Springtime’s fleeting cherry blossoms are abundant — in the forests, nearby city of Chino and its neighbour, the lake-encircling Suwa. Francophiles flock here to acquire dairy products otherwise rare to Japan, such as butter and cheese, as well as mushrooms, berries and mountain vegetables. As such, there are flower festivals, harvest events and local markets to explore. French art and culture are the focus of several galleries here, such as the Kitazawa Museum of Art.

Local restaurants

There are plenty of options in the towns and cities not far from Hotel de l’Alpage. In Chino, Mumyo serves beautifully presented, seasonal Japanese plates with a focus on locally foraged ingredients, while Ca’enne has a contemporary European tasting menu with dishes cooked over wood fire showcasing the flavours of the Yatsugatake region. Further afield in Nagano, La Recontre presents French-inspired seasonal cuisine with inventive twists on regional produce. 

Reviews

Photos Hotel de l'Alpage reviews

Anonymous review

Every hotel featured is visited personally by members of our team, given the Smith seal of approval, and then anonymously reviewed. As soon as our reviewers have returned from this alpine-inspired hideaway in Nagano and unpacked their linen tablecloth and bottle of wine, a full account of their mountain break will be with you. In the meantime, to whet your wanderlust, here's a quick peek inside Hotel de l’Alpage in Japan…

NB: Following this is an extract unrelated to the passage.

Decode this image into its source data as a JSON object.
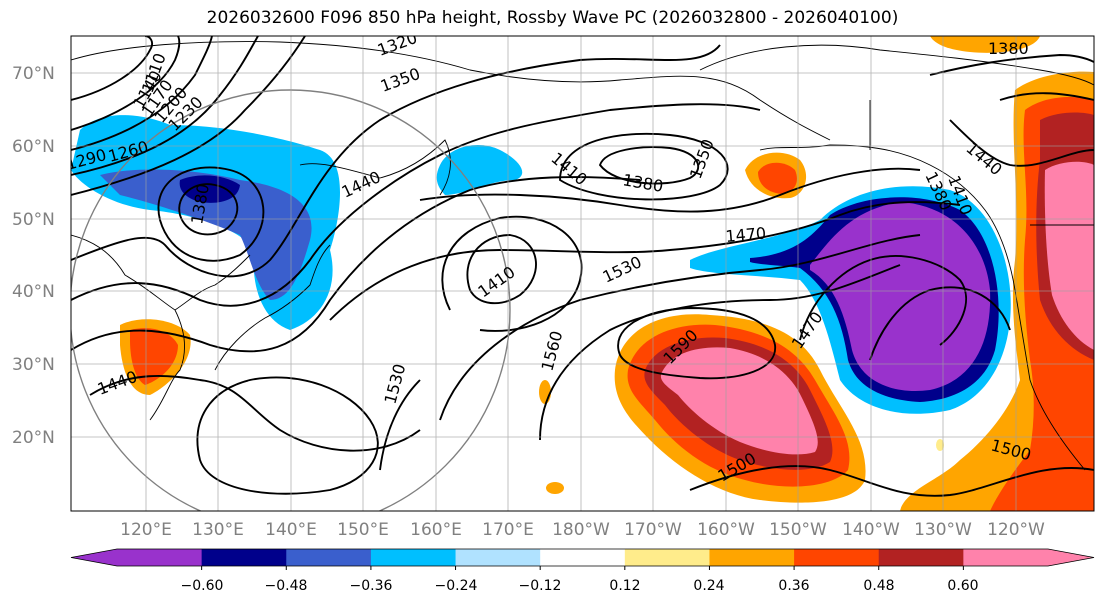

Hotel de l’Alpage is an homage to a French château, transplanted into the serene, mountain-ringed highlands of Nagano. Its name, the French for ‘alpine pasture’, is a fitting marker of this cultural collaboration. Every corner has a Gallic twist, from the art adorning the walls to the wine cellar of over 2,500 European vintages. There are just 12 rooms, each tall and airy, with balconies framing quiet views of forested peaks and rolling highland plateaus. The hotel is a two-hour escape from Tokyo (reachable along the scenic Venus Line roadway) with all the polish and refinement you could wish for. Owner Hirosuke Tobe drew on childhood memories of travelling through France — his father a businessman and passionate Francophile, his mother a French literature scholar — to recreate the intimacy and luxury of a typical country house. The attention to detail is to be admired, even by Japan’s famously exacting standards.